Mike’s book ‘Journal of a Georgian Gentleman’ is published by the Book Guild and is available on Amazon at http://www.amazon.co.uk/Journal-Georgian-Gentleman-Richard-1729-1801/dp/1846245230
He also blogs on a more-or-less daily basis on anything and everything eighteenth century at
This is SO fascinating p, Mr, Rendell!! So many important tidbits here...including the sense we get from other sources of this period, that there was an extraordinary tension between marriage as a practical contract of alliance for the disposition of property, and companionate, even romantic, marriage...and the details of weather are fascinating tidbits of environmental history, particularly as, in the eighteenth century, the "little ice age" was supposedly winding down...ice in the chamber pot, indeed...
ReplyDeleteSo why did the French like to put the sheets down wet?? DId it discourage bedbugs??
thanks again for this excellent essay,
Clio1792
Judging by the fiction I've read, there was a real fear that any less adequate inn including in England might have damp sheets - this is a sign of fecklessness in that proper time and effort to dry them has not been taken. Drying linen was of course harder in the cold and damp years of this little ice age, blamed [probably with at least some accuracy] by Benjamin Franklin on volcanic activity; bear in mind that clothing and bed linen were dried by being spread on bushes or on the village green and in inclement weather must be got in hastily. The steam from drying clothes indoors before a kitchen fire or by ironing it dry is extremely unpleasant, it is easy to see where it might have been skimped. The concept of it being a French habit is, IMO, more an expression of the English concept that the French were congenitally feckless.
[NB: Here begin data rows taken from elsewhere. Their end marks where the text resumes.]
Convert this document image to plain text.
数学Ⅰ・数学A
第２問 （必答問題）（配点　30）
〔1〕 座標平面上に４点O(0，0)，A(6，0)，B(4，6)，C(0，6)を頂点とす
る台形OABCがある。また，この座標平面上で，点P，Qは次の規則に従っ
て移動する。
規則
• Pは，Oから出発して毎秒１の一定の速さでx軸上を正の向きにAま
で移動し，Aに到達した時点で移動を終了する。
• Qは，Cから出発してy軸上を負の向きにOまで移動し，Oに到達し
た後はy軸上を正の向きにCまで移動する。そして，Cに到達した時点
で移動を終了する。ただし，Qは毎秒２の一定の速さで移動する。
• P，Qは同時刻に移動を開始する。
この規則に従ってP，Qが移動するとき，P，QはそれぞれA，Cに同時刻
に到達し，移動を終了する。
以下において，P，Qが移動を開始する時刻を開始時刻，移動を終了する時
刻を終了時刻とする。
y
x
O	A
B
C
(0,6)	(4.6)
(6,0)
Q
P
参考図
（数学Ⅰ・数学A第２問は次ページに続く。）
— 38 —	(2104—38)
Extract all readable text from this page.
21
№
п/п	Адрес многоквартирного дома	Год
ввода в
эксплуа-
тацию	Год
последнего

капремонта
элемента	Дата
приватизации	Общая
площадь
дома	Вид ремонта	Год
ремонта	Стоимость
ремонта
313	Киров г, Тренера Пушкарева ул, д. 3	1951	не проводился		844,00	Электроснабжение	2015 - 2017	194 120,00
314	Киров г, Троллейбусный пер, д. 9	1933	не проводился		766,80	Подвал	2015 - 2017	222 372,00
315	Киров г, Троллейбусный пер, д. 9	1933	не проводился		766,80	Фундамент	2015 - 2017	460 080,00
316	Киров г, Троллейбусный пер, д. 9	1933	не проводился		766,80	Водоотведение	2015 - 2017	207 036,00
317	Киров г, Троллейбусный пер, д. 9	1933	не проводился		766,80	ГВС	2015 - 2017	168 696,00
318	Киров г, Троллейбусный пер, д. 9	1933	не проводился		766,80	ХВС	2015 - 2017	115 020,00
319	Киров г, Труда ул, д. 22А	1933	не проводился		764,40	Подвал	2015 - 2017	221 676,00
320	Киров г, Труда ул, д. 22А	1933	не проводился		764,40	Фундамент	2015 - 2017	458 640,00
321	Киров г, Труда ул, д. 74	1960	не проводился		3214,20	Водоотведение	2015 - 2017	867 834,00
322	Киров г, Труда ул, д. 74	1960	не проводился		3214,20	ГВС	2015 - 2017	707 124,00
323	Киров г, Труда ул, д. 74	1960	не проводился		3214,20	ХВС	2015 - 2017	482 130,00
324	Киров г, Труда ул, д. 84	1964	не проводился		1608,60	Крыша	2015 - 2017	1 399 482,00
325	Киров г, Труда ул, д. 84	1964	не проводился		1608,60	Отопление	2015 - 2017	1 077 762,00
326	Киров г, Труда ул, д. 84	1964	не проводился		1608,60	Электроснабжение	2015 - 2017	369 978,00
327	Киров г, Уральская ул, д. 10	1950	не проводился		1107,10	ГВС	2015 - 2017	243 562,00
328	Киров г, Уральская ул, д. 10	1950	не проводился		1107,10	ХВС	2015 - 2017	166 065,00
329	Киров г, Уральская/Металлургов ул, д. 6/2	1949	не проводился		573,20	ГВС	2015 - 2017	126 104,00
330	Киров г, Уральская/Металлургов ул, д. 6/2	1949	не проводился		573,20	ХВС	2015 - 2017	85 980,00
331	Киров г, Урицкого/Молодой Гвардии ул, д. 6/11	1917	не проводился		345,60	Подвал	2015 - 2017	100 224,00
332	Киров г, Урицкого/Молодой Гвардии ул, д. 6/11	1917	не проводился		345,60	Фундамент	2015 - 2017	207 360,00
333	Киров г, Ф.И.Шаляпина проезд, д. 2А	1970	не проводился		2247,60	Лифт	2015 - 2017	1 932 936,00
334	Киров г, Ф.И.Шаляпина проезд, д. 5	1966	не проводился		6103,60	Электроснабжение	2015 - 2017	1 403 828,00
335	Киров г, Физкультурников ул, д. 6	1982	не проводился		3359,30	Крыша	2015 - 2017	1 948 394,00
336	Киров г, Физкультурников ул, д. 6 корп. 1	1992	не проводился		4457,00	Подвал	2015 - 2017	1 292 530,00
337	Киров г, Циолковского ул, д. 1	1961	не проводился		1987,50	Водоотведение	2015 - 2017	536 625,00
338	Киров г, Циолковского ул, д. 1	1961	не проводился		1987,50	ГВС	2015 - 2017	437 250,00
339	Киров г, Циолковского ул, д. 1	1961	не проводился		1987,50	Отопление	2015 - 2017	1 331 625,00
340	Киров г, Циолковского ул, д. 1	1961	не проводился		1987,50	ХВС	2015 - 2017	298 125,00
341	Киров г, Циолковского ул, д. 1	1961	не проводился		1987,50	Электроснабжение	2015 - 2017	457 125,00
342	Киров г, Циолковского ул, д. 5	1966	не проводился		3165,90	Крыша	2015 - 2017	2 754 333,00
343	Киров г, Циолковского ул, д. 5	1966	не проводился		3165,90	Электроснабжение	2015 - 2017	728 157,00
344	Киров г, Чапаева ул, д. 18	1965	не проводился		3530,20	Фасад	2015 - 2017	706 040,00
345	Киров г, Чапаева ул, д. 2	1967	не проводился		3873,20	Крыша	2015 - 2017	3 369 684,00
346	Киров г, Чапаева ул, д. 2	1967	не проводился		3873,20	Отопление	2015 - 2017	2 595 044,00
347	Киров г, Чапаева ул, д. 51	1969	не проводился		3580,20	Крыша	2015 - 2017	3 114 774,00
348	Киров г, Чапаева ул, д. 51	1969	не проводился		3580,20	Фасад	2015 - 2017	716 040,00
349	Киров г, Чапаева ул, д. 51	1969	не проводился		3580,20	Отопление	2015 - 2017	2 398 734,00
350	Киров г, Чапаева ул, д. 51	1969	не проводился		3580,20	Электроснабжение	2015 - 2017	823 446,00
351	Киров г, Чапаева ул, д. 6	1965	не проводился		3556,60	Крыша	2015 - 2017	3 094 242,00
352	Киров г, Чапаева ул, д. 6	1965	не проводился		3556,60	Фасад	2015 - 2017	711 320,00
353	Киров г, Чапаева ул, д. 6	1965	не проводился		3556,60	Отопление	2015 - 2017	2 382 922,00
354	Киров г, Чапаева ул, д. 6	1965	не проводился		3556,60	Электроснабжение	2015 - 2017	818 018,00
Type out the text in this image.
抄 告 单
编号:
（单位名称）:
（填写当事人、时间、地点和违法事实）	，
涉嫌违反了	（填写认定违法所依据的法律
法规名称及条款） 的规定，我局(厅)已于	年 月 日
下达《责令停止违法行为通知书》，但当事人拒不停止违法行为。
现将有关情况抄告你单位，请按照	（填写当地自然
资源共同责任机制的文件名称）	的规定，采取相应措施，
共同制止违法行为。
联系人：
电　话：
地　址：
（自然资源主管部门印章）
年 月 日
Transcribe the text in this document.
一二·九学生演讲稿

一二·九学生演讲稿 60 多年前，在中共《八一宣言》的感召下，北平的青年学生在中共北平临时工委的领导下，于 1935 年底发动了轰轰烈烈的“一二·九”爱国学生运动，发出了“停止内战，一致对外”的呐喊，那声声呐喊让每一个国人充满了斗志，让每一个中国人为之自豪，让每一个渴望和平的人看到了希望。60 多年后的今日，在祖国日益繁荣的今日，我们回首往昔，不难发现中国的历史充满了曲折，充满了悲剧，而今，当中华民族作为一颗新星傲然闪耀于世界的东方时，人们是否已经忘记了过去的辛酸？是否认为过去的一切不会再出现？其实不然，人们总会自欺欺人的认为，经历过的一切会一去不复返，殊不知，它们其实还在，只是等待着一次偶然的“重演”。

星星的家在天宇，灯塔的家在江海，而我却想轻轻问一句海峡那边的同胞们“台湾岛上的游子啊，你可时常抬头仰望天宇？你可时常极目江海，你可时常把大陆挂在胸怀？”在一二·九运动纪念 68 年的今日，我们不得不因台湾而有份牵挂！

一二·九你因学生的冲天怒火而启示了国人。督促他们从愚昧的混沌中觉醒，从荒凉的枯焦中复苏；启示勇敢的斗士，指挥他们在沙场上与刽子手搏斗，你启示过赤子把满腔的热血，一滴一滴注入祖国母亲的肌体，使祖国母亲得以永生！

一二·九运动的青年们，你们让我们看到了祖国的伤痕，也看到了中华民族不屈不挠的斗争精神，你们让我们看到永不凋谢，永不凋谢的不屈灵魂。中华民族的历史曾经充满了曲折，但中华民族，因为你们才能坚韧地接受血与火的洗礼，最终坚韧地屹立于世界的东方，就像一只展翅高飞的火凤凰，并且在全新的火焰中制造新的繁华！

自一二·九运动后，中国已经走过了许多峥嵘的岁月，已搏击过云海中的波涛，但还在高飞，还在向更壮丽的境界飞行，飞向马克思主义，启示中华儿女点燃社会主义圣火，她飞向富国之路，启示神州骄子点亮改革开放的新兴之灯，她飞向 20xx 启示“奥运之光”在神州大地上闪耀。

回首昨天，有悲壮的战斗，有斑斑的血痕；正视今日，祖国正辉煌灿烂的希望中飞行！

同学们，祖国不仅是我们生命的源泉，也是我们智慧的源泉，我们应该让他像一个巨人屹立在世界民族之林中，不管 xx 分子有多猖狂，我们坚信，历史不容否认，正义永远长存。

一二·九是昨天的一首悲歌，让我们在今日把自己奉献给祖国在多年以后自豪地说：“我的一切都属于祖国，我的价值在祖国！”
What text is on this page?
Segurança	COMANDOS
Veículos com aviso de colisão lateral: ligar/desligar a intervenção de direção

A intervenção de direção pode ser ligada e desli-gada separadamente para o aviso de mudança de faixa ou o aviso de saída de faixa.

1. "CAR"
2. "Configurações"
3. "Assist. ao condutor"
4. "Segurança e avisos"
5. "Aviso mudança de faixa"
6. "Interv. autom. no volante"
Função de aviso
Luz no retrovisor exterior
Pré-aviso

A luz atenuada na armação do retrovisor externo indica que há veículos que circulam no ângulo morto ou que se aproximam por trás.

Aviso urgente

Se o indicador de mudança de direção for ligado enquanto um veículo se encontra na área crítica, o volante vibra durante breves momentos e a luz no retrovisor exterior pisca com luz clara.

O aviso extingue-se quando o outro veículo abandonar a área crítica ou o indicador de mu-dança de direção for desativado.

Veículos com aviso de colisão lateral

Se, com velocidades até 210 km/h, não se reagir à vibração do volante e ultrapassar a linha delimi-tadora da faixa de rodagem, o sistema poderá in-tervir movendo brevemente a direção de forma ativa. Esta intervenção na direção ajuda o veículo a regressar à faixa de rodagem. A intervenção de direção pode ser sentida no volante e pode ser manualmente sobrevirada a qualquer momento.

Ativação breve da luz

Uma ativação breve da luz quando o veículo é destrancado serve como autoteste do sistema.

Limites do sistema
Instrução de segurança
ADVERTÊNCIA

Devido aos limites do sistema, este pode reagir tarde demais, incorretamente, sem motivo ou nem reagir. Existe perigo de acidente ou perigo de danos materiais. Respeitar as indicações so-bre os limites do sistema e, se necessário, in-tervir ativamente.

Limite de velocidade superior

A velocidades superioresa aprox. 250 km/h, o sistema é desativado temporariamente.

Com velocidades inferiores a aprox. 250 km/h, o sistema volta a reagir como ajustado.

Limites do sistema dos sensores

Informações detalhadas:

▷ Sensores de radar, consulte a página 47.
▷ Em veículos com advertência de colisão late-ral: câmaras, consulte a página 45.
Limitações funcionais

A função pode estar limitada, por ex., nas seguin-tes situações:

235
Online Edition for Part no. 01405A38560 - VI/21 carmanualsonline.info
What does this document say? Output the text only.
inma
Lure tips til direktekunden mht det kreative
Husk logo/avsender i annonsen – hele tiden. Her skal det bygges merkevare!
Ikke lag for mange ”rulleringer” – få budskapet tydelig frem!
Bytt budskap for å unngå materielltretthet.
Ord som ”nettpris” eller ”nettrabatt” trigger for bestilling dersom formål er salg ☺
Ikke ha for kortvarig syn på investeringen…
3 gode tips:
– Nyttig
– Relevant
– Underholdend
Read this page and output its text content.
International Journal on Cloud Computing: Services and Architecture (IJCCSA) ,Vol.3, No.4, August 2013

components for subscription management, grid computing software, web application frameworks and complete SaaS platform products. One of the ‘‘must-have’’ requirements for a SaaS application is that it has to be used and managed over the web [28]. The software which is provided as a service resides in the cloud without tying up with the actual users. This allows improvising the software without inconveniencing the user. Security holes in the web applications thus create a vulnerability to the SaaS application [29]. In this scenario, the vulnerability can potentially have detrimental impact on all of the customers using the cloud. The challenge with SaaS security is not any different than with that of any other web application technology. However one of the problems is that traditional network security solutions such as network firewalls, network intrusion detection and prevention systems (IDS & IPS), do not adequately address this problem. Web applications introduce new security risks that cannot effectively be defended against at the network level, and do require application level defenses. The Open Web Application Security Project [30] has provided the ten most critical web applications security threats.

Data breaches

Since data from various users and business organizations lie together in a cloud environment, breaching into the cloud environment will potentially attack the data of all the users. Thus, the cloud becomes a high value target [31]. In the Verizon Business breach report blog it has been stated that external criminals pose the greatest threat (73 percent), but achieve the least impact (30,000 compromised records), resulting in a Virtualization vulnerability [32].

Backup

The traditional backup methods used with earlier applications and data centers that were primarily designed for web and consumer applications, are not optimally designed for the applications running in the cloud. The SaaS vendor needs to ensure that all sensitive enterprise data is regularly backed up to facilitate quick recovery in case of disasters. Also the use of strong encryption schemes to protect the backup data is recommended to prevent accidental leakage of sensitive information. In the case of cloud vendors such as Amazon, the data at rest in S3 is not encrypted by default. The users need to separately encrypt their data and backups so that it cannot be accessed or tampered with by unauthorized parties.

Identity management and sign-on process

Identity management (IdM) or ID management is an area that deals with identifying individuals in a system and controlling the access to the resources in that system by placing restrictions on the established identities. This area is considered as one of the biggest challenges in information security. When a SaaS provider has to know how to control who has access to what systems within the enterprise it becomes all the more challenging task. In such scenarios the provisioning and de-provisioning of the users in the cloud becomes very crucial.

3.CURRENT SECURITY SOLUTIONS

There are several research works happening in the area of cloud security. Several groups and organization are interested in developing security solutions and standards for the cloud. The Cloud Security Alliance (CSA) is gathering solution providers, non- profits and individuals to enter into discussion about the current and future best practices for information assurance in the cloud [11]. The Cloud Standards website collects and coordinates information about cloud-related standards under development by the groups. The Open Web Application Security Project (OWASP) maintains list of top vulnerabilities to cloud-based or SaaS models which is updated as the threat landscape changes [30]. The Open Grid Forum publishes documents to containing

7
ReplyDeleteWell, this reader will not comment on congenital fecklessness...but I will point out that heat drying (say, before a fire) would be health measure because it would kill the critters that lurk in a bed...not just bedbugs, who are resilient but vulnerable to extremes of heat and cold, but body or hair lice from a previous occupant...so a well-dried sheet isn't just more pleasant to sleep on, but also a heck of a lot cleaner and healthier...wondering if an inn that is patronized heavily is more likely to have wet sheet son the bed simply because the need to wash 'em out for the next guest imposes time pressures that can't be fully met...
ReplyDeleteAh, the hidden perils of travel in the pre-modern period...of course, the airplane takes us places these days where a modern voyager can brave the same hazards!!!
Thanks to you and Mr. Rendell!
Clio1792
So far as bedlinen is concerned I suspect this was tongue-in-cheek rudery towards the French. Interestingly it is echoed in letters from one of George I's ministers, fed up with constantly having to go with the Court back & forth to Hanover, in which he makes the same complaint about the bedlinen in country inns.